TSMC ha anche affrontato la questione dei dazi statunitensi nel rapporto sugli utili, confermando che sta monitorando attentamente le discussioni politiche mentre Taiwan negozia un'aliquota reciproca più bassa. Nelle parole di Wei:

"Sappiamo che esistono incertezze e rischi derivanti dal potenziale impatto delle politiche tariffarie, soprattutto nei segmenti di mercato legati ai consumatori e sensibili ai prezzi."

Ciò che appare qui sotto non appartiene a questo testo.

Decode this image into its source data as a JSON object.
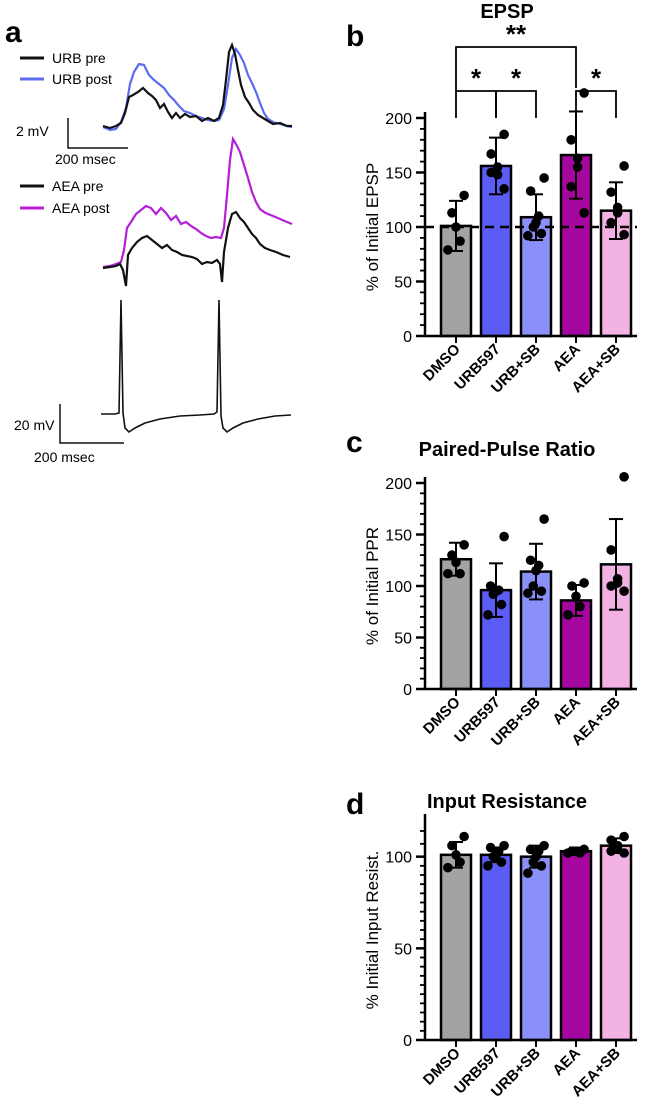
{
  "panels": {
    "a": "a",
    "b": "b",
    "c": "c",
    "d": "d"
  },
  "traces": {
    "legend_top": [
      {
        "label": "URB pre",
        "color": "#111111"
      },
      {
        "label": "URB post",
        "color": "#5b6cf2"
      }
    ],
    "legend_mid": [
      {
        "label": "AEA pre",
        "color": "#111111"
      },
      {
        "label": "AEA post",
        "color": "#b51fd8"
      }
    ],
    "scale_top": {
      "v": "2 mV",
      "t": "200 msec"
    },
    "scale_bottom": {
      "v": "20 mV",
      "t": "200 msec"
    }
  },
  "chart_data": [
    {
      "type": "bar",
      "title": "EPSP",
      "ylabel": "% of Initial EPSP",
      "ylim": [
        0,
        200
      ],
      "yticks": [
        0,
        50,
        100,
        150,
        200
      ],
      "baseline": 100,
      "categories": [
        "DMSO",
        "URB597",
        "URB+SB",
        "AEA",
        "AEA+SB"
      ],
      "colors": [
        "#a3a3a5",
        "#5b5cf6",
        "#8a90f7",
        "#a5069e",
        "#f2b2e4"
      ],
      "values": [
        101,
        156,
        109,
        166,
        115
      ],
      "error": [
        23,
        26,
        21,
        40,
        26
      ],
      "points": [
        [
          129,
          113,
          100,
          87,
          79
        ],
        [
          185,
          167,
          155,
          148,
          150,
          135
        ],
        [
          145,
          133,
          110,
          104,
          100,
          94,
          92
        ],
        [
          223,
          180,
          163,
          155,
          137,
          113
        ],
        [
          156,
          132,
          118,
          113,
          104,
          93
        ]
      ],
      "significance": [
        {
          "from": 0,
          "to": 1,
          "label": "*",
          "level": 1
        },
        {
          "from": 1,
          "to": 2,
          "label": "*",
          "level": 1
        },
        {
          "from": 3,
          "to": 4,
          "label": "*",
          "level": 1
        },
        {
          "from": 0,
          "to": 3,
          "label": "**",
          "level": 2
        }
      ]
    },
    {
      "type": "bar",
      "title": "Paired-Pulse Ratio",
      "ylabel": "% of Initial PPR",
      "ylim": [
        0,
        200
      ],
      "yticks": [
        0,
        50,
        100,
        150,
        200
      ],
      "categories": [
        "DMSO",
        "URB597",
        "URB+SB",
        "AEA",
        "AEA+SB"
      ],
      "colors": [
        "#a3a3a5",
        "#5b5cf6",
        "#8a90f7",
        "#a5069e",
        "#f2b2e4"
      ],
      "values": [
        126,
        96,
        114,
        86,
        121
      ],
      "error": [
        16,
        26,
        27,
        15,
        44
      ],
      "points": [
        [
          140,
          130,
          123,
          112,
          112
        ],
        [
          148,
          100,
          96,
          95,
          92,
          82,
          72
        ],
        [
          165,
          125,
          120,
          115,
          100,
          95,
          93
        ],
        [
          103,
          100,
          90,
          80,
          72
        ],
        [
          206,
          135,
          107,
          103,
          100,
          95
        ]
      ]
    },
    {
      "type": "bar",
      "title": "Input Resistance",
      "ylabel": "% Initial Input Resist.",
      "ylim": [
        0,
        120
      ],
      "yticks": [
        0,
        50,
        100
      ],
      "categories": [
        "DMSO",
        "URB597",
        "URB+SB",
        "AEA",
        "AEA+SB"
      ],
      "colors": [
        "#a3a3a5",
        "#5b5cf6",
        "#8a90f7",
        "#a5069e",
        "#f2b2e4"
      ],
      "values": [
        101,
        101,
        100,
        103,
        106
      ],
      "error": [
        7,
        4,
        6,
        2,
        4
      ],
      "points": [
        [
          111,
          106,
          101,
          97,
          94
        ],
        [
          106,
          105,
          103,
          101,
          100,
          97,
          95
        ],
        [
          106,
          104,
          103,
          100,
          97,
          95,
          91
        ],
        [
          104,
          103,
          103,
          102,
          102
        ],
        [
          111,
          109,
          106,
          104,
          103,
          102
        ]
      ]
    }
  ]
}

TSMC ha dichiarato che continuerà a pianificare di conseguenza. Per ridurre l'esposizione ai dazi, l'azienda ha aumentato gli investimenti negli stabilimenti statunitensi, una mossa volta a localizzare una maggiore parte delle sue attività. Tuttavia, stanno emergendo nuove sfide. Il governo statunitense ha revocato l'esenzione VEU (Validated End User), che in precedenza consentiva all'azienda di esportare apparecchiature per la produzione di chip al suo stabilimento di Nanchino, in Cina, senza una licenza speciale. Tale privilegio terminerà ufficialmente il 31 dicembre.

La deroga VEU era stata concessa poco dopo che il Dipartimento del Commercio degli Stati Uniti aveva iniziato a limitare le esportazioni di utensili per la produzione di chip di origine statunitense nel 2022. Ora, tutte le spedizioni di questo tipo verso gli stabilimenti cinesi di TSMC necessiteranno di licenze di esportazione. "Mentre valutiamo la situazione e adottiamo le misure appropriate, inclusa la comunicazione con il governo degli Stati Uniti, rimaniamo pienamente impegnati a garantire l'operatività ininterrotta di TSMC Nanjing", ha affermato l'azienda.

Anche altri produttori di chip sono stati colpiti. SK Hynix e Samsung della Corea del Sud hanno perso i loro privilegi VEU nello stesso ciclo di azioni. Il Bureau of Industry and Security ha dichiarato di voler chiudere quella che ha definito la "scappatoia dell'era Biden" per tutti i produttori stranieri di semiconduttori, rafforzando il controllo sulle esportazioni di chip avanzati verso la Cina.